I am trying to build a Tensorflow example with a simple multl-layer
perceptron (MLP) functionality with one hidden layer. However, when I tested it and compared to other software e.g. Kaldi nnet1, the convergence during the training is not efficient, or cannot be comparable to Kaldi nnet1. I tried my best to make all the parameters the same (input, int target, batch size, learning rate, etc.), however, still confused where could be the reasons. Some pieces of codes are as follows:
Initialization:
self.weight = [tf.Variable(tf.truncated_normal([440, 8192],stddev=0.1))]
self.bias = [tf.Variable(tf.constant(0.01, shape=8192))]
self.weight.append( tf.Variable(tf.truncated_normal([8192, 8],stddev=0.1)) )
self.bias.append( tf.Variable(tf.constant(0.01, shape=8)) )
self.act = [tf.nn.sigmoid( tf.matmul(self.input, self.weight[0]) + self.bias[0] )]
self.nn_out = tf.matmul(self.act, self.weight[1]) + self.bias[1])
self.nn_softmax = tf.nn.softmax(self.nn_out)
self.nn_tgt = tf.placeholder("int64", shape=[None,])
self.cost_mean = tf.reduce_mean(tf.nn.sparse_softmax_cross_entropy_with_logits(self.nn_out, self.nn_tgt))
self.train_step = tf.train.GradientDescentOptimizer(self.learn_rate).minimize(self.cost_mean)
# saver
self.saver = tf.train.Saver()
self.sess = tf.Session()
self.sess.run(tf.initialize_all_variables())
Training:
for epoch in xrange(20):
feats_tr, tgts_tr = shuffle(feats_tr, tgts_tr, random_state=777)
# restore the exisiting model
ckpt = tf.train.get_checkpoint_state(ckpt_dir)
if ckpt and ckpt.model_checkpoint_path:
self.load(ckpt.model_checkpoint_path)
# mini-batch
tr_loss = []
for idx_begin in range(0,len(feats_tr), 512):
idx_end = idx_begin + batch_size
batch_feats, batch_tgts = feats_tr[idx_begin:idx_end],tgts_tr[idx_begin:idx_end]
_, loss_val = self.sess.run([self.train_step, self.cost_mean], feed_dict = {self.nn_in: batch_feats,
self.nn_tgt: batch_tgts,self.learn_rate: learn_rate})
tr_loss.append(loss_val)
# cross-validation
cv_loss = []
for idx_begin in range(0,len(feats_cv), 512):
idx_end = idx_begin + batch_size
batch_feats, batch_tgts = feats[idx_begin:idx_end],tgts[idx_begin:idx_end]
loss_all.append(self.sess.run(self.cost_mean,
feed_dict = { self.nn_in: batch_feats,
self.nn_tgt: batch_tgts}))
print( "Avg Loss for Training: "+str(np.mean(tr_loss)) + \
" Avg Loss for Validation: "+str(np.mean(cv_loss)) )

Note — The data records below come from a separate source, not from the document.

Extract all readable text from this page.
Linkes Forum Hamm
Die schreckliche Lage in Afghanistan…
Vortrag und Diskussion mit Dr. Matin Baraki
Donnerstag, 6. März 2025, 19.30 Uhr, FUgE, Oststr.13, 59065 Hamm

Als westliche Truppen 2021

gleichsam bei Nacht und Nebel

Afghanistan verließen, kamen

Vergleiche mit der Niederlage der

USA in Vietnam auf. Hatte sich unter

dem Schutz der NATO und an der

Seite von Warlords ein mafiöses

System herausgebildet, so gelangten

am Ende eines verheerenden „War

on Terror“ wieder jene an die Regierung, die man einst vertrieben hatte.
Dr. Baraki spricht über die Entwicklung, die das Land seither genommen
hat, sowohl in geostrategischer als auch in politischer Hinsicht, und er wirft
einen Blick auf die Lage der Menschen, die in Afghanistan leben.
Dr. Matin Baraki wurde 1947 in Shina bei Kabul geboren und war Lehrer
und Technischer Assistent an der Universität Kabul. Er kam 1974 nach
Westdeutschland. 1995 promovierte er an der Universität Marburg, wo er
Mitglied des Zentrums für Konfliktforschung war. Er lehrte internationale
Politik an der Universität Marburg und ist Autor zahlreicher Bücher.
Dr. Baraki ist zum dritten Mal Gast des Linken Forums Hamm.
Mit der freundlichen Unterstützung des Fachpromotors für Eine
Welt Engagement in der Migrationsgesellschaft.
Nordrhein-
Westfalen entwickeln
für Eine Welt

# save model per epoch if np.mean(cv_loss) less than previous
if (epoch+1)%1==0:
if loss_new < loss:
loss = loss_new
print( "Model accepted in epoch %d" %(epoch+1) )
# save model to ckpt_dir with mdl_nam
self.saver.save(self.sess, mdl_nam, global_step=epoch+1)
else:
print( "Model rejected in epoch %d" %(epoch+1) )
and I generated a simple annealing learning rate control as: if the average of cross-validation loss is not improved by a certain threshold, then halving the 'learn_late' with initial 0.008.
I checked all the parameters when compared to Kaldi nnet1, and the only difference now is the initialization parameters of weights and biases. I am not sure whether initialization will affect too much. However, the convergence in terms of 'cv_loss' during training in Tensorflow (Avg. CV Loss 1.99) is not good as Kaldi nnet1 (Avg. CV Loss 0.95). Can someone help to point out where I did something wrong or I missed something?
Many thanks in advance !!!
At each epoch, you call self.load(ckpt.model_checkpoint_path) which seems to load previously saved weights.
Your model cannot learn if it is reset to the initial weights at each epoch.